Alternatives to Amazon (for books at least):
http://www.indiebound.org/
http://www.abebooks.com/The only thing Big Corporations understand is money. Fight back with your wallet!
Amazon owns AbeBooks—-bought them out a few years ago.
I sent an e-mail yesterday and just got a response -
“Thank you for contacting Amazon.com.
This is an embarrassing and ham-fisted cataloging error for a company that prides itself on offering complete selection.
It has been misreported that the issue was limited to Gay & Lesbian themed titles - in fact, it impacted 57,310 books in a number of broad categories such as Health, Mind & Body, Reproductive & Sexual Medicine, and Erotica. This problem impacted books not just in the United States but globally. It affected not just sales rank but also had the effect of removing the books from Amazon’s main product search.
Many books have now been fixed and we’re in the process of fixing the remainder as quickly as possible, and we intend to implement new measures to make this kind of accident less likely to occur in the future.
Thanks for contacting us. We hope to see you again soon.”
Way better than “this was a glitch.”
Count me in as another person who got the “ham-fisted” response.
I never complained about it only being GLBT and I fear that they still aren’t getting the message that people are not just upset about that aspect.

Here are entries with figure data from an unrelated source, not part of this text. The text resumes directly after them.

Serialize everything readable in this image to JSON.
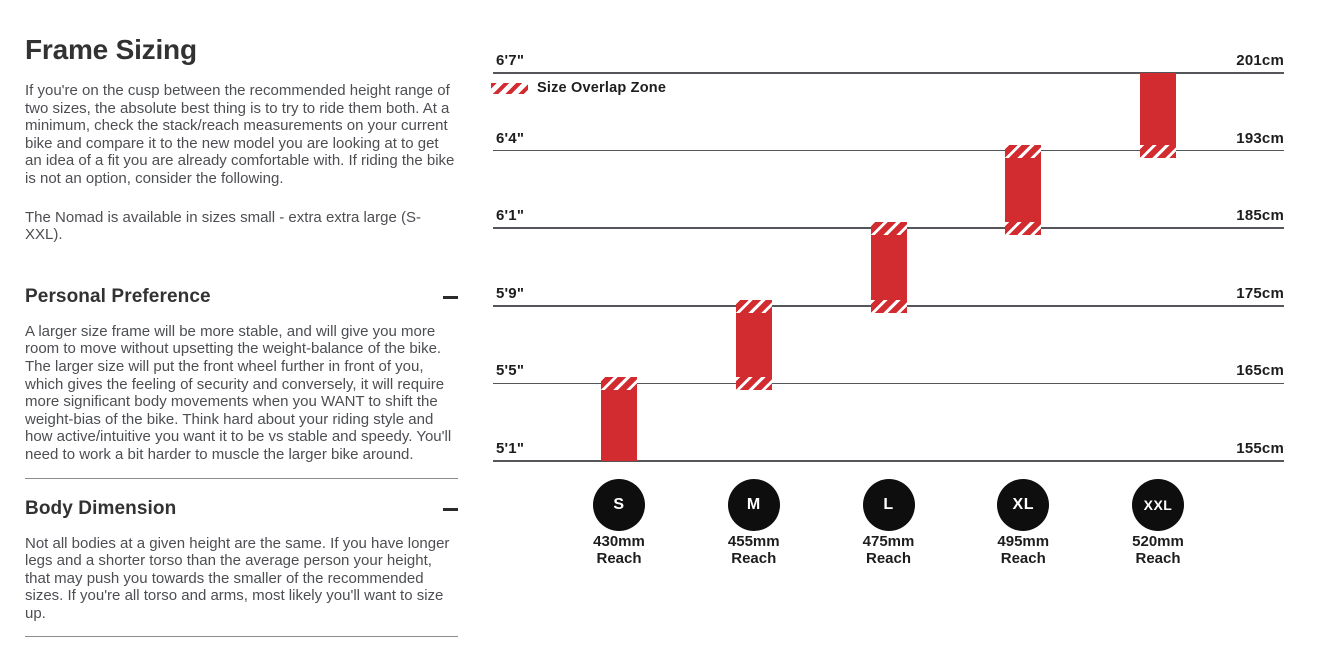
{
  "page": {
    "title": "Frame Sizing",
    "intro": "If you're on the cusp between the recommended height range of two sizes, the absolute best thing is to try to ride them both. At a minimum, check the stack/reach measurements on your current bike and compare it to the new model you are looking at to get an idea of a fit you are already comfortable with. If riding the bike is not an option, consider the following.",
    "availability": "The Nomad is available in sizes small - extra extra large (S-XXL).",
    "sections": [
      {
        "heading": "Personal Preference",
        "state_icon": "minus-icon",
        "body": "A larger size frame will be more stable, and will give you more room to move without upsetting the weight-balance of the bike. The larger size will put the front wheel further in front of you, which gives the feeling of security and conversely, it will require more significant body movements when you WANT to shift the weight-bias of the bike. Think hard about your riding style and how active/intuitive you want it to be vs stable and speedy. You'll need to work a bit harder to muscle the larger bike around."
      },
      {
        "heading": "Body Dimension",
        "state_icon": "minus-icon",
        "body": "Not all bodies at a given height are the same. If you have longer legs and a shorter torso than the average person your height, that may push you towards the smaller of the recommended sizes. If you're all torso and arms, most likely you'll want to size up."
      }
    ]
  },
  "chart_data": {
    "type": "bar",
    "title": "",
    "legend": {
      "label": "Size Overlap Zone",
      "swatch": "red-diagonal-hatch",
      "position": "top-left"
    },
    "grid": "horizontal-lines-only",
    "ylim_cm": [
      155,
      201
    ],
    "line_spacing": "even",
    "height_lines": [
      {
        "ft": "6'7\"",
        "cm": "201cm",
        "value_cm": 201
      },
      {
        "ft": "6'4\"",
        "cm": "193cm",
        "value_cm": 193
      },
      {
        "ft": "6'1\"",
        "cm": "185cm",
        "value_cm": 185
      },
      {
        "ft": "5'9\"",
        "cm": "175cm",
        "value_cm": 175
      },
      {
        "ft": "5'5\"",
        "cm": "165cm",
        "value_cm": 165
      },
      {
        "ft": "5'1\"",
        "cm": "155cm",
        "value_cm": 155
      }
    ],
    "sizes": [
      {
        "label": "S",
        "reach_mm": 430,
        "reach_label": "430mm",
        "reach_sublabel": "Reach",
        "height_range_cm": [
          155,
          165
        ],
        "overlap_top": true,
        "overlap_bottom": false
      },
      {
        "label": "M",
        "reach_mm": 455,
        "reach_label": "455mm",
        "reach_sublabel": "Reach",
        "height_range_cm": [
          165,
          175
        ],
        "overlap_top": true,
        "overlap_bottom": true
      },
      {
        "label": "L",
        "reach_mm": 475,
        "reach_label": "475mm",
        "reach_sublabel": "Reach",
        "height_range_cm": [
          175,
          185
        ],
        "overlap_top": true,
        "overlap_bottom": true
      },
      {
        "label": "XL",
        "reach_mm": 495,
        "reach_label": "495mm",
        "reach_sublabel": "Reach",
        "height_range_cm": [
          185,
          193
        ],
        "overlap_top": true,
        "overlap_bottom": true
      },
      {
        "label": "XXL",
        "reach_mm": 520,
        "reach_label": "520mm",
        "reach_sublabel": "Reach",
        "height_range_cm": [
          193,
          201
        ],
        "overlap_top": false,
        "overlap_bottom": true
      }
    ],
    "colors": {
      "bar": "#d32c30",
      "gridline": "#55565a",
      "axis_label": "#1d1d1f",
      "circle": "#0e0e0e",
      "circle_text": "#ffffff"
    }
  }
}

I’m seeing books come back up when you search for them individually, but an awwwwful lot of missing rankings still. Has Amazon stated publicly and unequivocally that they intend to restore rankings to all books stripped of them, or have they only committed to making them visible if you search for that specific book?
And search engines by subject are still “unrepaired”.
Linked to Amazon Rank from my site and am waiting for Amazon’s bad PR mistakes (more than their glitch) to lead to some real business losses here. (And great examples for future PR companies of what NOT to do in a web 2.0 world).
So, you’ve been using Google’s page rank to “bomb” Amazon’s sales rank… Cute. And a little bit stupid. Greetings, Affidavit
So, you’ve been using Google’s page rank to “bomb” Amazon’s sales rank… Cute. And a little bit stupid.
So, you made the effort to come here and state the obvious with poor grammar and lame elipses. Cute. And a little bit stupid.
Amazon !!! i can’t belive it!!!
I had a vacation, and missed this thing with Amazon, but I would like to see a change in your definition. You made a mistake…
Instead of .. she amazon ranked and decided anal sex was okay.” , it should read ...she amazon ranked me and decided saddlebacking was okay.